A esta salutación respondió cada uno de los allí congregados conforme a su talante y su concepto de la etiqueta: quién con una ligera inclinación de cabeza, quién agitando jovial los cinco dedos de la mano, quién adoptando el adusto semblante de la desconfianza. Cumplido esto se instauró un gélido silencio apenas si aliviado por la rítmica tilde de una tosecilla o un disimulado gargajo, y en el curso del cual fuimos objeto de inspección, juicio y seguramente sentencia condenatoria por parte de todos los presentes, hasta que don Santiago Pebrotines, que no se había separado de nuestra vera, acertó a murmurar:

—Enséñeles el dinero y verá qué contentos se ponen.
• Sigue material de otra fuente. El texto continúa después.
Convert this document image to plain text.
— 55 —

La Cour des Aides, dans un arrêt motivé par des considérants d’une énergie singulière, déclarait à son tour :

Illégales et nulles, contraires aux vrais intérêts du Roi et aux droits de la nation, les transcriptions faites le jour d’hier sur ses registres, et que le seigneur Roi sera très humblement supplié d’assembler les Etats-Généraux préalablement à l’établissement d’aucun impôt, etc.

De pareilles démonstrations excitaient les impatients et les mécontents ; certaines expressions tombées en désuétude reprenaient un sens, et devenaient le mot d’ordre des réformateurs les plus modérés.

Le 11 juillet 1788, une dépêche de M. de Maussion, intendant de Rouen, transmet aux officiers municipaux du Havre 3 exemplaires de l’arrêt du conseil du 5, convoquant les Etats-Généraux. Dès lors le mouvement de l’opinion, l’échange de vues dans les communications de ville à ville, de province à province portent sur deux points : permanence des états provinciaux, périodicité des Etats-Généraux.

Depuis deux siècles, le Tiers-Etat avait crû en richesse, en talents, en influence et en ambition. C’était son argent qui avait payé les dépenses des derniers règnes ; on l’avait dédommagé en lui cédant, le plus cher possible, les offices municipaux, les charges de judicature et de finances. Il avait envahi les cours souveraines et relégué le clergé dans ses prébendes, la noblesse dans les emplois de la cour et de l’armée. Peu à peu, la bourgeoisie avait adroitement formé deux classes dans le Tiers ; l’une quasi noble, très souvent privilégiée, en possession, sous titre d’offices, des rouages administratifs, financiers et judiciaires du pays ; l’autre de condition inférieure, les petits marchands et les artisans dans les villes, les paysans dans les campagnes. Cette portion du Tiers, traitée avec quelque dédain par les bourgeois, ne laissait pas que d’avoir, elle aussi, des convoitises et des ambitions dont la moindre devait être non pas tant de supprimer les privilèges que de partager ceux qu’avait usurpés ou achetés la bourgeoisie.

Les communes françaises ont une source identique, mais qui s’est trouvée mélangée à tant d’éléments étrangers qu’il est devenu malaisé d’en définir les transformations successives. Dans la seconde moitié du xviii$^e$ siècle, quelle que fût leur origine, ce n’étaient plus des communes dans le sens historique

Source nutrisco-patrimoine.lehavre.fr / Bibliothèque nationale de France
Abrí el maletín y exhibí, con una mezcla de grandilocuencia y sorna con que el prestidigitador, tras haber mostrado al público una caja vacía introduce en ella el valiosísimo reloj de que un espectador, no sin reservas, le ha hecho entrega, añade dos huevos, un conejo y la cabeza seccionada de un asistente, vierte en ella sus propias micciones y tritura luego con un mazo el heterogéneo batiburrillo, abriendo luego la caja y dejando salir de ella, para desencanto de quienes esperaban ver gotear una amalgama putrefacta, una paloma blanca, los fajos de billetes. A la vista de los cuales y después de unos segundos de estupor, se pusieron a hablar todos al unísono, unos a gritos y otros en tono plañidero, dando manotazos en la mesa y levantando los brazos para recabar, cada uno, la atención de los restantes, confundiendo en la barahúnda la titularidad de los puros que humeaban en los ceniceros de cristal e introduciéndoselos por los más insospechados orificios, agitando papeles, fotocopias, escrituras, balances, memorias, cuentas de pérdidas y ganancias, estudios financieros, actas y minutas, haciendo trompetillas con los más solemnes documentos y soplando en ellas por las fosas nasales en un conmovedor intento de provocar nuestra hilaridad, esparciendo por la moqueta cacas de cartón, moscas de plástico, lagartijas de goma y otros artículos de broma de éxito social garantizado, atiborrándose de pastillas de diversos colores, tamaños y propiedades, sufriendo o simulando infartos, anginas de pecho, caquexias, trombosis y apoplejías, echando al aire ambas piernas a la vez para expeler ventosidades más exhaustivas y armando, en suma, tal bullanga que parecía que el techo se iba a venir abajo y el suelo a ceder bajo nuestros pies. Y no sé cuánto rato habría durado la algarabía ni cómo habría terminado si en un determinado momento no hubiera sonado un penetrante pito que restableció el orden como por ensalmo.